KORN'S FOLLOW THE LEADER
Release Date: August 1998
Record Label: Immortal/Epic
Korn's 2019 release The Nothing is revisiting Korn's comfy old position on the top US Billboard charts, landing somewhere in the top 10 as of today. However, It's hard to believe that fellow Billboard charter Follow The Leader is already 21 years old. This third studio release for Korn still feels fresh because of its appeal to a wide audience with cutting-edge concepts and genre-breaking sound. Follow The Leader is arguably still listened to as much today as it was 21 years ago. Check out the astounding 167 million-view count on the iconic music video for "Freak on a Leash":
Love 'em or hate 'em, this genius video struck a chord with every misunderstood young person who laid eyes upon it. In many rights, the album has aged well thanks to Korn's unmistakable hallmarks including: Johnathan Davis's harsh mid-tone rasp mixed with his creepy, soft, whisper-y voice; chingy, ear-splatting, percussion-esque bass; and dissonant warble-y guitar work interwoven with chuggy fuzz. All pieces of Korn's identifying sound still have no hugely popular parallel. However, as many critics (and even Korn themselves) have pointed out, not all songs on the album are gems. Davis said this of playing Follow The Leader on it's 20th anniversary tour last year,
"We're not gonna do it in its entirety. There's a couple of songs that are just dumb [laughs], that we don't wanna play. We were really drunk when we made 'em. But we're gonna play the majority of the record."

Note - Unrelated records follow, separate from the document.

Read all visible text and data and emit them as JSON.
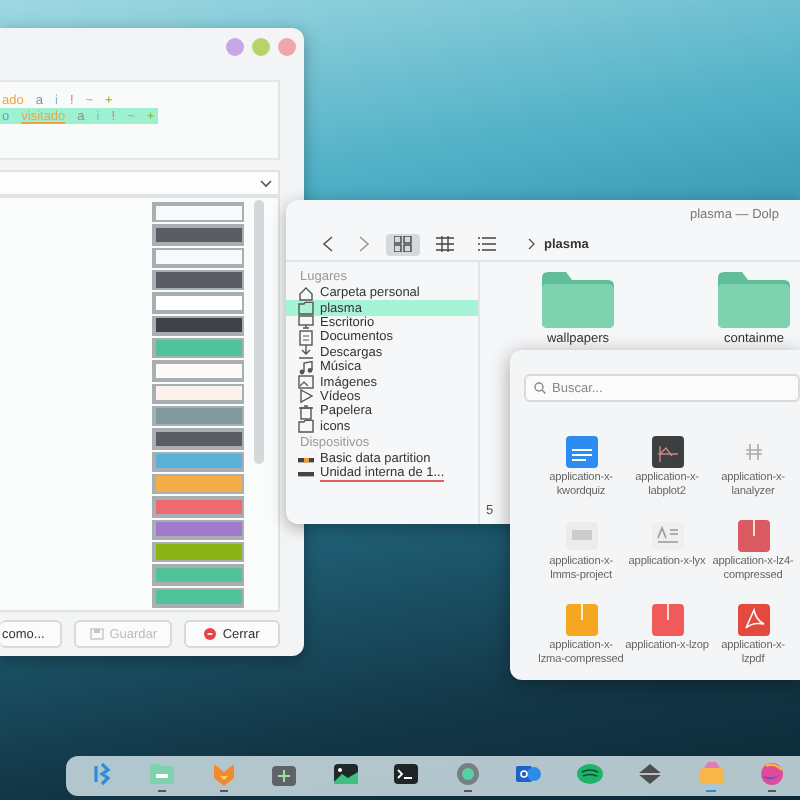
{
  "editor": {
    "preview_lines": [
      {
        "highlighted": false,
        "tokens": [
          {
            "text": "ado",
            "kind": "link",
            "underline": false
          },
          {
            "text": "a",
            "kind": "plain",
            "underline": false
          },
          {
            "text": "i",
            "kind": "info",
            "underline": false
          },
          {
            "text": "!",
            "kind": "alert",
            "underline": false
          },
          {
            "text": "~",
            "kind": "tilde",
            "underline": false
          },
          {
            "text": "+",
            "kind": "plus",
            "underline": false
          }
        ]
      },
      {
        "highlighted": true,
        "tokens": [
          {
            "text": "o",
            "kind": "new",
            "underline": false
          },
          {
            "text": "visitado",
            "kind": "link",
            "underline": true
          },
          {
            "text": "a",
            "kind": "plain",
            "underline": false
          },
          {
            "text": "i",
            "kind": "info",
            "underline": false
          },
          {
            "text": "!",
            "kind": "alert",
            "underline": false
          },
          {
            "text": "~",
            "kind": "tilde",
            "underline": false
          },
          {
            "text": "+",
            "kind": "plus",
            "underline": false
          }
        ]
      }
    ],
    "swatches": [
      {
        "color": "#f8f9fa"
      },
      {
        "color": "#5a5e63"
      },
      {
        "color": "#f8f9fa"
      },
      {
        "color": "#5a5e63"
      },
      {
        "color": "#ffffff"
      },
      {
        "color": "#3f4347"
      },
      {
        "color": "#4fc39a"
      },
      {
        "color": "#fdf9f8"
      },
      {
        "color": "#fdf1ee"
      },
      {
        "color": "#7f9a9c"
      },
      {
        "color": "#5a5e63"
      },
      {
        "color": "#5ab3d6"
      },
      {
        "color": "#f3ae48"
      },
      {
        "color": "#ee6a6e"
      },
      {
        "color": "#a17ac9"
      },
      {
        "color": "#8cb315"
      },
      {
        "color": "#4fc39a"
      },
      {
        "color": "#4fc39a"
      }
    ],
    "buttons": [
      {
        "label": "como...",
        "kind": "plain",
        "disabled": false
      },
      {
        "label": "Guardar",
        "kind": "save",
        "disabled": true
      },
      {
        "label": "Cerrar",
        "kind": "close",
        "disabled": false
      }
    ]
  },
  "file_manager": {
    "title": "plasma — Dolp",
    "view_modes": [
      {
        "kind": "icons",
        "selected": true
      },
      {
        "kind": "compact",
        "selected": false
      },
      {
        "kind": "details",
        "selected": false
      }
    ],
    "breadcrumb": "plasma",
    "sections": [
      {
        "heading": "Lugares",
        "items": [
          {
            "label": "Carpeta personal",
            "kind": "home",
            "selected": false
          },
          {
            "label": "plasma",
            "kind": "folder",
            "selected": true
          },
          {
            "label": "Escritorio",
            "kind": "desktop",
            "selected": false
          },
          {
            "label": "Documentos",
            "kind": "document",
            "selected": false
          },
          {
            "label": "Descargas",
            "kind": "download",
            "selected": false
          },
          {
            "label": "Música",
            "kind": "music",
            "selected": false
          },
          {
            "label": "Imágenes",
            "kind": "image",
            "selected": false
          },
          {
            "label": "Vídeos",
            "kind": "video",
            "selected": false
          },
          {
            "label": "Papelera",
            "kind": "trash",
            "selected": false
          },
          {
            "label": "icons",
            "kind": "folder",
            "selected": false
          }
        ]
      },
      {
        "heading": "Dispositivos",
        "items": [
          {
            "label": "Basic data partition",
            "kind": "drive-active",
            "selected": false
          },
          {
            "label": "Unidad interna de 1...",
            "kind": "drive",
            "selected": false
          }
        ]
      }
    ],
    "folders": [
      {
        "label": "wallpapers"
      },
      {
        "label": "containme"
      }
    ],
    "status": "5"
  },
  "icon_picker": {
    "search_placeholder": "Buscar...",
    "icons": [
      {
        "label": "application-x-kwordquiz",
        "kind": "doc-blue"
      },
      {
        "label": "application-x-labplot2",
        "kind": "plot"
      },
      {
        "label": "application-x-lanalyzer",
        "kind": "hash"
      },
      {
        "label": "application-x-lmms-project",
        "kind": "doc-grey"
      },
      {
        "label": "application-x-lyx",
        "kind": "lyx"
      },
      {
        "label": "application-x-lz4-compressed",
        "kind": "zip-red"
      },
      {
        "label": "application-x-lzma-compressed",
        "kind": "zip-orange"
      },
      {
        "label": "application-x-lzop",
        "kind": "zip-coral"
      },
      {
        "label": "application-x-lzpdf",
        "kind": "pdf"
      }
    ]
  },
  "taskbar": {
    "apps": [
      {
        "kind": "launcher",
        "running": false,
        "active": false
      },
      {
        "kind": "files",
        "running": true,
        "active": false
      },
      {
        "kind": "fox",
        "running": true,
        "active": false
      },
      {
        "kind": "grid",
        "running": false,
        "active": false
      },
      {
        "kind": "photo",
        "running": false,
        "active": false
      },
      {
        "kind": "terminal",
        "running": false,
        "active": false
      },
      {
        "kind": "gear",
        "running": true,
        "active": false
      },
      {
        "kind": "mail",
        "running": false,
        "active": false
      },
      {
        "kind": "music",
        "running": false,
        "active": false
      },
      {
        "kind": "diamond",
        "running": false,
        "active": false
      },
      {
        "kind": "package",
        "running": true,
        "active": true
      },
      {
        "kind": "browser",
        "running": true,
        "active": false
      }
    ]
  }
}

Drunk may be an understatement. Korn estimates to have spent 60,000 dollars on liquor alone during Follow The Leader Sessions. From the linked article, "Davis noted to The Ringer that the recording sessions for the album were fueled by “cocaine, speed, and just constant gallons of Jack Daniel’s,” before Davis got clean for that fall's Family Values Tour." From a 2019 article from Loudwire, Jon Weiderhorn reports, "There were lots of times we almost broke up,” bassist Reginald “Fieldy” Arvizu said. “We had too much of a good thing and that turned into a bad thing. We couldn't stand being around each other and we did a lot of s–t just to get through the day.”

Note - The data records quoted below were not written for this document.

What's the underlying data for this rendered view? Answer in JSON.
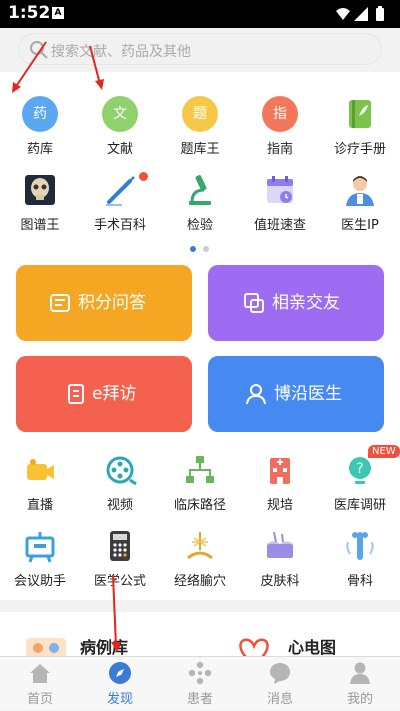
{
  "status_bar": {
    "time": "1:52",
    "notification_icon": "A"
  },
  "search": {
    "placeholder": "搜索文献、药品及其他"
  },
  "grid_row1": [
    {
      "label": "药库",
      "glyph": "药",
      "color": "#5aa8f0",
      "icon": "drug-library-icon"
    },
    {
      "label": "文献",
      "glyph": "文",
      "color": "#8fd16c",
      "icon": "literature-icon"
    },
    {
      "label": "题库王",
      "glyph": "题",
      "color": "#f7c748",
      "icon": "question-bank-icon"
    },
    {
      "label": "指南",
      "glyph": "指",
      "color": "#f3775b",
      "icon": "guideline-icon"
    },
    {
      "label": "诊疗手册",
      "glyph": "",
      "color": "#7cc24b",
      "icon": "handbook-icon"
    }
  ],
  "grid_row2": [
    {
      "label": "图谱王",
      "icon": "atlas-icon"
    },
    {
      "label": "手术百科",
      "icon": "surgery-icon"
    },
    {
      "label": "检验",
      "icon": "microscope-icon"
    },
    {
      "label": "值班速查",
      "icon": "duty-calendar-icon"
    },
    {
      "label": "医生IP",
      "icon": "doctor-icon"
    }
  ],
  "banners": [
    {
      "label": "积分问答",
      "color": "#f5a623",
      "icon": "qa-icon"
    },
    {
      "label": "相亲交友",
      "color": "#9e6cf2",
      "icon": "dating-icon"
    },
    {
      "label": "e拜访",
      "color": "#f5614f",
      "icon": "visit-icon"
    },
    {
      "label": "博沿医生",
      "color": "#4689f0",
      "icon": "doctor-badge-icon"
    }
  ],
  "tools_row1": [
    {
      "label": "直播",
      "icon": "live-camera-icon"
    },
    {
      "label": "视频",
      "icon": "video-reel-icon"
    },
    {
      "label": "临床路径",
      "icon": "pathway-icon"
    },
    {
      "label": "规培",
      "icon": "hospital-icon"
    },
    {
      "label": "医库调研",
      "icon": "survey-icon",
      "badge": "NEW"
    }
  ],
  "tools_row2": [
    {
      "label": "会议助手",
      "icon": "meeting-icon"
    },
    {
      "label": "医学公式",
      "icon": "calculator-icon"
    },
    {
      "label": "经络腧穴",
      "icon": "acupoint-icon"
    },
    {
      "label": "皮肤科",
      "icon": "skin-icon"
    },
    {
      "label": "骨科",
      "icon": "bone-icon"
    }
  ],
  "cards": [
    {
      "label": "病例库",
      "icon": "case-library-icon"
    },
    {
      "label": "心电图",
      "icon": "ecg-icon"
    }
  ],
  "tabs": [
    {
      "label": "首页",
      "icon": "home-icon"
    },
    {
      "label": "发现",
      "icon": "compass-icon",
      "active": true
    },
    {
      "label": "患者",
      "icon": "patients-icon"
    },
    {
      "label": "消息",
      "icon": "message-icon"
    },
    {
      "label": "我的",
      "icon": "profile-icon"
    }
  ],
  "colors": {
    "accent": "#3a7bd5",
    "annotation_arrow": "#e8231b"
  }
}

In another illuminating section from the same Loudwire article, Weiderhorn writes that along with alcohol and drugs, girls were in the studio "all the time" when they were supposedly working. That level of… distraction surely led the band astray from writing stronger tracks such as "Got the Life":
Nothing else at the time held excitement like Korn could, and they exploded onto the scene and MTV at just the right time with the right sound to make it huge. Hosting guest appearances from Ice Cube on “Children of the Korn” and Fred Durst on "All in the Family" added to the mania of media surrounding the album. Many of the songs and their elements are still considered shocking and effectively memorable. Shouting "I just want to live!" in between Ice Cube's "Stop fuckin' with me!", alongside some of the first instances of metal scatting are two elements of hiphop and jazz that one does not often hear in the metalverse. These elements are as memorable as the look of the band themselves, sporting the most 90's of hair dreads and jean shorts waaaay down below the knees.
Whether you're new to Korn or reliving nostalgia from the past, Follow The Leader seems to have a place in every meatlhead's life, if not by love then at least by influence. And while every song on the album wasn't a knock out of the park, we at least have the memory of when MTV actually played music videos and Korn dominated TRL.